- Born: 1884 Easthampton, Massachusetts, United States
- Died: 19 November 1963 (aged 78–79) Concord, New Hampshire, United States
- Education: Radcliffe College (BA) University of Illinois Urbana-Champaign (MA)

= Margaret V. Cobb =

Educational psychologist

Margaret Vera Cobb (1884 – November 19, 1963) was an educational psychologist. She was elected a fellow of the American Association for the Advancement of Science in 1925.

== Education and career ==
Cobb was born in Easthampton, Massachusetts, in 1884. She received her bachelor's degree at Radcliffe College, where she graduated with distinction in 1910. At her graduation, the graduation speaker was Frederick Fish who spoke on how "women's specialization was the home". In 1913 she earned an MA from the University of Illinois Urbana-Champaign. Cobb also did research at the University of Michigan and the Marine Biological Laboratory. In 1918 she joined the United States Army to work in the Army Medical Department.

From 1922 until 1928, she worked in public schools in New York City teaching gifted children, which was described in a full-page article about her work in 1924. She was entered in the 1949 edition of American Men of Science.

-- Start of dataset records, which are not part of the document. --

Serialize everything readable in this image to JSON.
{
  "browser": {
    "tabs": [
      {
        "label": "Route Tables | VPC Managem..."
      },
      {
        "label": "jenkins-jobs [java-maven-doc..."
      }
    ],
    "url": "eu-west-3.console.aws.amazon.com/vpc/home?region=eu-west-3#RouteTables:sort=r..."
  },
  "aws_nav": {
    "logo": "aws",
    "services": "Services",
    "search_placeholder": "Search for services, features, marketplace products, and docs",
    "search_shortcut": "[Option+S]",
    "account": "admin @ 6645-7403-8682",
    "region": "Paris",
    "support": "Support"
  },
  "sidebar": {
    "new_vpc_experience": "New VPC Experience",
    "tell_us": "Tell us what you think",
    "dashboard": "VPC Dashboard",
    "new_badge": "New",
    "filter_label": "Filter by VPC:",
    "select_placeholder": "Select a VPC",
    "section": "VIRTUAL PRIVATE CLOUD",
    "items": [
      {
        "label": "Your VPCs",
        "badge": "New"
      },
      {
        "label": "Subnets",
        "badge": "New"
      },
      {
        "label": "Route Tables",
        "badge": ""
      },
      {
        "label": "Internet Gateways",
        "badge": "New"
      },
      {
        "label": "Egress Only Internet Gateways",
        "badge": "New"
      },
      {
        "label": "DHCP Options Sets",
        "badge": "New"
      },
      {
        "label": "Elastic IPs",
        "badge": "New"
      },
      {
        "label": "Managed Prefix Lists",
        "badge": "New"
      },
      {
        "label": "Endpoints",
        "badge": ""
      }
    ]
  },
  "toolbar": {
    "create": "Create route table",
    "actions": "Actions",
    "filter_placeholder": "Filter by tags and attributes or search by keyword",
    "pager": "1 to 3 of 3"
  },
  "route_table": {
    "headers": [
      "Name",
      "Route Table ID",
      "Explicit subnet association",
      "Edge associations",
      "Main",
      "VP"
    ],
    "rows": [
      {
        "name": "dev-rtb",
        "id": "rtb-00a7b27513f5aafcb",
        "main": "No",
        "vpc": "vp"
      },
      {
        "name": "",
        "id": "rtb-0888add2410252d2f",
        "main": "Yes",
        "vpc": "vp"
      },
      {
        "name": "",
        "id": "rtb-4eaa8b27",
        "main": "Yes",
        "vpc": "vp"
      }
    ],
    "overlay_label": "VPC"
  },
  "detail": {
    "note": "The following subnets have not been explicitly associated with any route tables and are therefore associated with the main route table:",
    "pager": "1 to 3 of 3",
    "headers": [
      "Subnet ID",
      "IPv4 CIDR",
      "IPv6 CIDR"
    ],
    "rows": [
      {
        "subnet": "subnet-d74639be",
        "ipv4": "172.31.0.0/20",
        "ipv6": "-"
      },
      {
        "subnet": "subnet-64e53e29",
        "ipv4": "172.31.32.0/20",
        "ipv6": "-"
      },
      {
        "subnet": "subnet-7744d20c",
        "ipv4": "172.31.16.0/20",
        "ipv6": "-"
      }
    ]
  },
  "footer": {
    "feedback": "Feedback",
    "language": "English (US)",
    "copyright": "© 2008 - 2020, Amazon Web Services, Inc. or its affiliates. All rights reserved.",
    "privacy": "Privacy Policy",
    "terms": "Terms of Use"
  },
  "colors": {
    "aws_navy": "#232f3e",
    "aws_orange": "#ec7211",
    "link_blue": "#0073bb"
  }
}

Cobb died in Concord, New Hampshire, on November 19, 1963.

== Work ==
Cobb's work centered on psychology where she conducted studies on intelligence, specially the use of intelligence tests. In one of her studies, Cobb conducted a statistical analysis on the Medical Corps officers of the U.S. Army and found that they were of a lower intellectual status in general than the other branches of the Army. While they contributed this to the urgent necessity of Army medical officers during World War I and the increased average age of said officers, she concluded that analysis and considered other testing or more educational training that should done for entrance into medical school and the profession. Another article by Cobb found that how well a child could do simple mathematical calculations such as addition, subtraction, multiplication, and division correlated strongly with how well their parent could do the same activities. After controlling for environmental confounds, Cobb attributed her results to hereditary inheritance.

== Awards and honors ==
Cobb was named a fellow of the American Association for Advancement of Science in 1925.

==Publications==
- Cobb, Margaret V. (1917). "A preliminary study of the inheritance of arithmetical abilities."
- Cobb, Margaret V (1921). "Intellectual and educational status of the medical profession as represented in the United States Army"
- Thorndike, Edward L (2010). "The psychology of algebra"
- Cobb, Margaret V (1925). "The regression of siblings of children who test at or above 135 I. Q."
- Cobb, Margaret V (1922). "The limits set to educational achievement by limited intelligence."
- Thorndike, Edward L. (1926). "The measurement of intelligence."